Sorumlulara kalırsa “kriz var, bize çok baskı yaptılar, holding çöktü…” diyeceklerdir. Acaba kendilerinin hiçbir suçu, kabahati yok mudur? Holding çöktü, yüz bin mark uçtu gitti ama birtakım kurucuların servetleri, mal varlıkları ne oldu? Holding battı ama, bazılarının lüks meskenleri, lüks yazlıkları, lüks otomobilleri, lüks hayat tarzları, servetleri baki kaldı. Bunların sorgulanması gerekmez mi?

Son yirmi beş sene içinde ülkemizde, akıl almaz kara servetler oluşmuştur.

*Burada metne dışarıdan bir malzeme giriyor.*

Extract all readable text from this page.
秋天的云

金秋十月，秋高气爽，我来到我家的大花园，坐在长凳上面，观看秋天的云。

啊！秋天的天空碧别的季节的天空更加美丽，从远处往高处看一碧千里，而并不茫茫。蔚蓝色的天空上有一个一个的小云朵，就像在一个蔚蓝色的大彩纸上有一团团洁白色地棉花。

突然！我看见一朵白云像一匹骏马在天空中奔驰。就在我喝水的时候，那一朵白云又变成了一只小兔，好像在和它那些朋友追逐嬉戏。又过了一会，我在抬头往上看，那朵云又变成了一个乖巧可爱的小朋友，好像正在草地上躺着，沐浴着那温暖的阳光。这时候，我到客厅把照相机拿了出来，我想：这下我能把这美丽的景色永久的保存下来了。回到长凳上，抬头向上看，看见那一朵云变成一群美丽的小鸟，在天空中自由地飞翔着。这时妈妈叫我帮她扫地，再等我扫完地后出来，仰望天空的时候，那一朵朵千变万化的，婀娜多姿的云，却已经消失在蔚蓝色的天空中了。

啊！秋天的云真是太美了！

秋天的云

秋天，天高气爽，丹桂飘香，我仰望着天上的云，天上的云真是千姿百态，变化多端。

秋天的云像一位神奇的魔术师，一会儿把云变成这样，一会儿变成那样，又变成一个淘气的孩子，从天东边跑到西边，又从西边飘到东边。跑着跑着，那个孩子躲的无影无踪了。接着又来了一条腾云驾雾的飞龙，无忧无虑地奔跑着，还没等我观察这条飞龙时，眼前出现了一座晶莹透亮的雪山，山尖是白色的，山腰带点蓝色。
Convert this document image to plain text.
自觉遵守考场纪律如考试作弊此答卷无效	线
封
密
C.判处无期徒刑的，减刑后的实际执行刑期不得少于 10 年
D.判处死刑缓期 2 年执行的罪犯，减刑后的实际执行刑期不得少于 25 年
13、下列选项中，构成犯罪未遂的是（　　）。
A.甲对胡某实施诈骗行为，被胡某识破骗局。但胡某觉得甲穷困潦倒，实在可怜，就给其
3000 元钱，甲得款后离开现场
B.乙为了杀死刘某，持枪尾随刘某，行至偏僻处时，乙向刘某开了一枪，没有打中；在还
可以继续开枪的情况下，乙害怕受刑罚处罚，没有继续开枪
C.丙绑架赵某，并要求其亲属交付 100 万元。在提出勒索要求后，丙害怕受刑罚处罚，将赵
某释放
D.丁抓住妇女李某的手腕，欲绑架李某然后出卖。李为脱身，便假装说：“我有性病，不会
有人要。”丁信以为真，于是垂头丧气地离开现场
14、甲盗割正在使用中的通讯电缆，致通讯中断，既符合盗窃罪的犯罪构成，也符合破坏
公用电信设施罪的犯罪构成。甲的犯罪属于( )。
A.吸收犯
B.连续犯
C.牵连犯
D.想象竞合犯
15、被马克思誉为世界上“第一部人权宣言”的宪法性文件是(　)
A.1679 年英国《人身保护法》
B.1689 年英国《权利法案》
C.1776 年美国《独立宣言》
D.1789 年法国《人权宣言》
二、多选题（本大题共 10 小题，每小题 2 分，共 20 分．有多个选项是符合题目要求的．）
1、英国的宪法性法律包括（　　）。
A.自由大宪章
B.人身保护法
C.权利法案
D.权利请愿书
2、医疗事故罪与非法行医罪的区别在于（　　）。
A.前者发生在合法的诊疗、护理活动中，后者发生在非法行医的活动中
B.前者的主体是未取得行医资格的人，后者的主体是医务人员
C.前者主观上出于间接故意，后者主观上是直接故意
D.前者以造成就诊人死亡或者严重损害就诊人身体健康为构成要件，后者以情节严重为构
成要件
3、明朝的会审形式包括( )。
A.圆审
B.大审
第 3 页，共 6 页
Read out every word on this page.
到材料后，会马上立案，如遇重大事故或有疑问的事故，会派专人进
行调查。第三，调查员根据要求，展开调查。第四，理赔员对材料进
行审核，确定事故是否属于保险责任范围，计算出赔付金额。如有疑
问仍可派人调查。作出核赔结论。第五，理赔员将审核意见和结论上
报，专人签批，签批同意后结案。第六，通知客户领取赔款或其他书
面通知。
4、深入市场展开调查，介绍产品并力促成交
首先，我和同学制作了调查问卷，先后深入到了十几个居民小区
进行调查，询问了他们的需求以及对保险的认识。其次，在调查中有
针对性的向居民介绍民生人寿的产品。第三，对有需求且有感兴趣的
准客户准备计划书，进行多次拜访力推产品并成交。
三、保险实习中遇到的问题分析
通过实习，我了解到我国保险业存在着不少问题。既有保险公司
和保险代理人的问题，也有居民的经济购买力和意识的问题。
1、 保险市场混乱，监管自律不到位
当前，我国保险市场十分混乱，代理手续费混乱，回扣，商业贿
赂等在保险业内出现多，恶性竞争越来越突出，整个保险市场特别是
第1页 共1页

Ortada müsbit belgeler yok ama, tevatür derecesine varan bir iddia dolaşıyor, “Türkiye’deki kara para miktarı 200 milyar doların üzerindedir…” deniliyor ısrarla.

Bir kişinin, birkaç kişinin üzerine gitmekle kokuşmanın kaynakları kurutulamaz. Topyekûn bir araştırma yapılması, kimsenin gözünün yaşına bakılmaması, hatır gönül dinlenmemesi gerekir. Bu maksatla çeşitli partilerden, lobilerden üyeler alınarak bir araştırma komitesi kurulmalı ve son yirmi beş yılla ilgili amansız bir araştırma yapılmalıdır. Söylemeye hacet yok ki, böyle bir heyete hiçbir bulaşık, yiyici, bozuk, rezil üye alınmamalıdır.